Searching for stability, the Alaska Aerospace Corporation board of directors on Monday voted chief operating officer Craig Campbell the state-owned company’s acting CEO.
Campbell replaces Dale Nash, who resigned earlier this month to head Virginia’s state-owned aerospace corporation.
Patrick Gambell, president of the University of Alaska and chairman of the Aerospace Company board said Nash’s departure leaves a big hole. “I have a feeling that it’s a pretty small group of people who can come in with all the attributes that Dale Nash came into,” he said following Monday’s board meeting. “We think there’s probably a lot of rocket science experts out there … but somebody who runs a launch site like a Vandenberg or a Patrick (Air Force Base), that’s a pretty small crowd.”
Before joining Alaska Aerospace in 2007, Nash spent 14 years in NASA’s Space Shuttle programs and served as director of launch operations for the Kennedy Space Center. He also served as an executive with Thiokol, a builder of solid-rocket motors.

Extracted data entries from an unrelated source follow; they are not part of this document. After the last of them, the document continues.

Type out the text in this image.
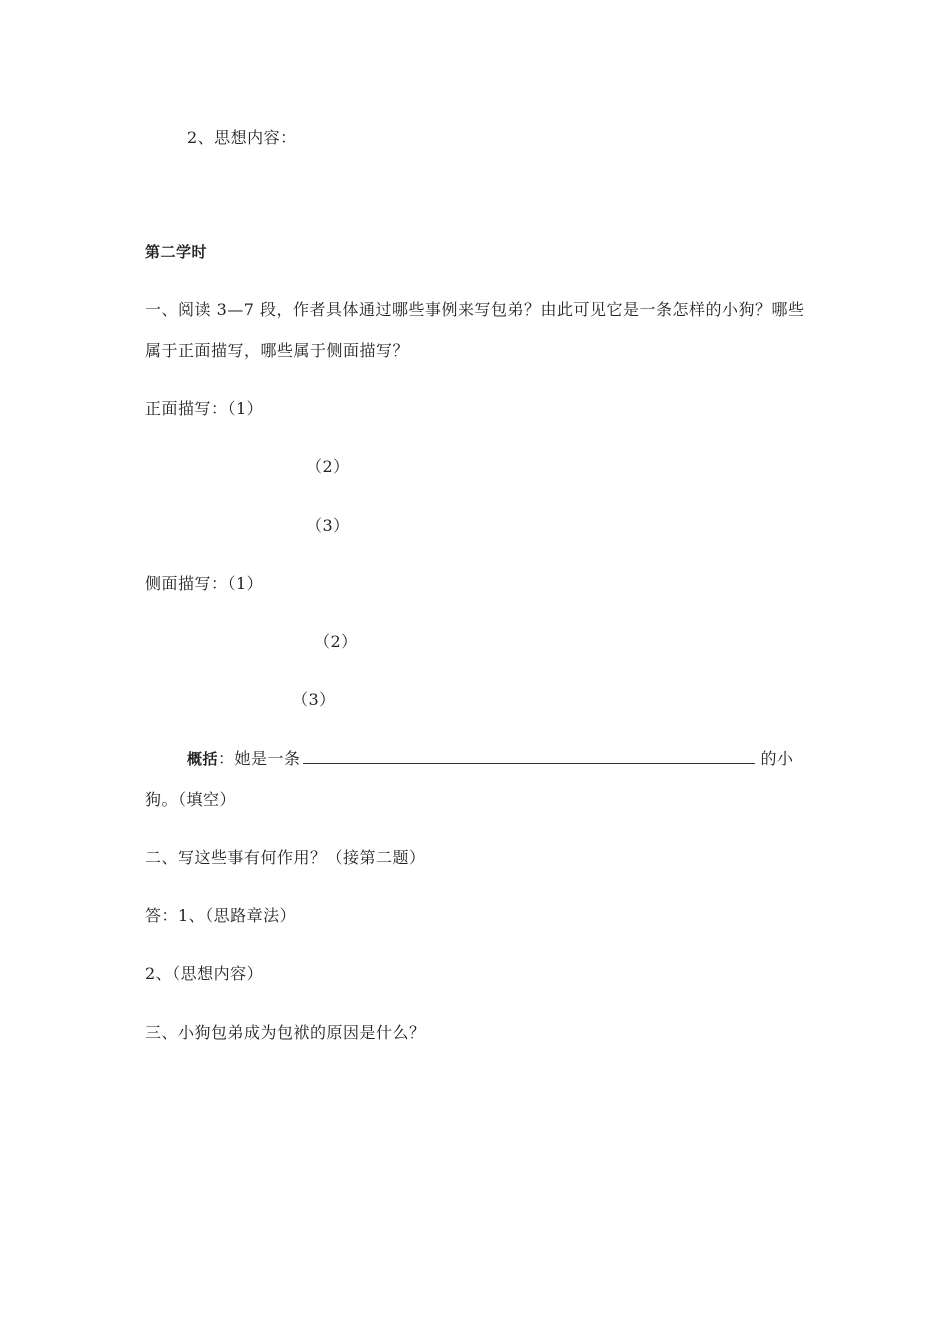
2、思想内容：
第二学时
一、阅读 3—7 段，作者具体通过哪些事例来写包弟？由此可见它是一条怎样的小狗？哪些
属于正面描写，哪些属于侧面描写？
正面描写：（1）
（2）
（3）
侧面描写：（1）
（2）
（3）
概括：她是一条	的小
狗。（填空）
二、写这些事有何作用？（接第二题）
答：1、（思路章法）
2、（思想内容）
三、小狗包弟成为包袱的原因是什么？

Gambell said approving Campbell, who joined Alaska Aerospace one year ago after serving as Lieutenant Governor, leaves the corporation’s options open. Anyone hired to replace Nash could serve either as a new CEO or as a strong No. 2 with rocket launch experience. “We want to keep our options open, so we make Craig the acting (CEO) and see what we’ve got,” Gambell said.
The change at the top comes at a crucial moment for Alaska Aerospace, which earlier this year announced a partnership with Lockheed Martin to develop a medium-lift launch pad at the Kodiak Launch Complex.
The $125 million project would be funded with $25 million from the state of Alaska and $100 million in financing backed by Lockheed launches. Lockheed is still developing a business plan for the launch pad and the new rocket it plans to use in Kodiak, and work awaits Lockheed’s plan.
Also interested in Kodiak is Orbital Sciences, which is looking for a West Coast launch site for its new rocket. Kodiak is in competition with California’s Vandenberg Air Force Base to become that site.
“We couldn’t have picked a worse time to have to deal with this,” Gambell said. “This is a very fragile but important time for us.”
Speaking from Washington, D.C., Campbell praised Nash’s skills and said Alaska Aerospace needs to find someone on that level. “From the senior perspective of operating rocket launches, Dale was the best we had and we need to look for a replacement of that capability,” Campbell said.
As CEO, Campbell said he intends to continue to press the new medium-lift launch pad. In Washington, he met with the CEO of Orbital Sciences, and next week he expects to visit Lockheed Martin in Denver for an update on its progress.
The Alaska Aerospace Corporation board of directors is scheduled to next meet Sept. 20 in Kodiak, but an interim meeting is possible before then, depending on the pace of the search for Nash’s replacement.
While Alaska Aerospace begins its search to replace Nash, it is continuing work on other projects. In the same meeting that approved Campbell as CEO, the board approved a plan to work with Virginia’s Wallops Island spaceport on standardizing rocket handling and launch procedures and equipment.
That agreement has not yet even reached a draft format, but Alaska Aerospace intends to ask Gov. Sean Parnell to work with his counterpart in Virginia on the idea.
“It’s part of the board’s strategic look to expand Alaska Aerospace,” Gambell said.
Wallops Island is the primary launch site for Orbital Sciences’ new rocket, and any agreement could help Kodiak gain a leg up on the competition to host that rocket on the West Coast.
Orbital is not expected to decide its West Coast site until its new rocket has its first flight from Wallops, something expected by December.